Wide character wchar_t
Just as Char does not have a specified size, wchar_t also does not have a standard qualification, and the standard simply requires that a wchar_t can represent a character that any system can recognize, in Win32, wchar_t is 16 bits, and Linux is 32 bits. wchar_t also does not specify the code, because the concept of Unicode is explained later, so here just to mention that in Win32, wchar_t code is UCS-2BE, and Linux is utf-32be (equivalent to ucs-4be), but simply, Within 16 bits, the 3 encoding values for a character are the same. So:
Const wchar_t* WS = L "Chinese abc";
The codes are:
0x4e2d 0x6587 0x0061 0x0062 0x0063//win32,16 bit
0x00004e2d 0x00006587 0x00000061 0x00000062 0x00000063//linux,32 bit
The uppercase L is the one that tells the compiler: This is a wide string. So this is where the compiler needs to translate the locale.
For example, in a Windows environment, the compiler's translation strategy is UTF-8 to Utf-32be in a GB2312 to ucs-2be;linux environment.
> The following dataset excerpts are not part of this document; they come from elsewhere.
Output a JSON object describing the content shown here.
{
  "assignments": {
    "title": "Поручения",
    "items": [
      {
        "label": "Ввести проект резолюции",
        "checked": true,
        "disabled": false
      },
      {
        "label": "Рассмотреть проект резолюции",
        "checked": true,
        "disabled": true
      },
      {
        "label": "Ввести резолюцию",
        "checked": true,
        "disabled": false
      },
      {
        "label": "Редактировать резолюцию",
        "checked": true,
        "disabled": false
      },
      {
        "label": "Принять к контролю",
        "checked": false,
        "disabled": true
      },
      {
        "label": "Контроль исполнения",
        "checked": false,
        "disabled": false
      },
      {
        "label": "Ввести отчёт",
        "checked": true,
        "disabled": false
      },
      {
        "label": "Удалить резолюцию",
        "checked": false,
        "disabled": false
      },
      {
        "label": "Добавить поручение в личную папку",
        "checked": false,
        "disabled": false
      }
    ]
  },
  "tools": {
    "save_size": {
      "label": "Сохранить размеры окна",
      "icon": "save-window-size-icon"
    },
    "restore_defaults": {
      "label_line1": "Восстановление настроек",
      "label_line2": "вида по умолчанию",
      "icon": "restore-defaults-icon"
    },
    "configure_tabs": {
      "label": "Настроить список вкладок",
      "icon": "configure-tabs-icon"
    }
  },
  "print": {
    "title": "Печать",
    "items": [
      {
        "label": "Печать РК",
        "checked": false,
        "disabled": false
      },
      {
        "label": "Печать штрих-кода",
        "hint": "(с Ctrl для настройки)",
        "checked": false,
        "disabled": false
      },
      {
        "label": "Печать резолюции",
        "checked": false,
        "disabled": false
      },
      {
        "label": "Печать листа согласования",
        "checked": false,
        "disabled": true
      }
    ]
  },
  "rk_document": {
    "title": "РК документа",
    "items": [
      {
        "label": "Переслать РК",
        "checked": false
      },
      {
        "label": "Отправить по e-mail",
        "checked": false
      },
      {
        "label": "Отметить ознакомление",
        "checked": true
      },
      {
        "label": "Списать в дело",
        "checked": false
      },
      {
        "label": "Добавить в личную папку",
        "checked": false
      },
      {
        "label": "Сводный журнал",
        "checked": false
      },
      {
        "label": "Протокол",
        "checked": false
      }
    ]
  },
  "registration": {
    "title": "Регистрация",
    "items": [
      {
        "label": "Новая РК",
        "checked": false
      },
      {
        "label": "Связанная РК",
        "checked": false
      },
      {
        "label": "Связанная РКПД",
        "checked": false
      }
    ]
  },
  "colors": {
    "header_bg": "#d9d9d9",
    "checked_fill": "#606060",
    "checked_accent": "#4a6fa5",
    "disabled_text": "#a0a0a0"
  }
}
This time requires the source file encoding and the compiler localization policy centralized code translation policy is consistent, for example, VC can only read GB2312 source code (here or the exception, VC too smart, will be many other code at compile time automatically converted to GB2312), And GCC can only read UTF-8 source (here there is an embarrassment, MinGW run Win32 under, so only the GB2312 system is recognized, and MinGW was written in GCC, so he only recognized UTF-8, so the result is that MinGW wide character is discarded).
The wide character (string) is translated by the compiler, or it is hardcoded into the program file.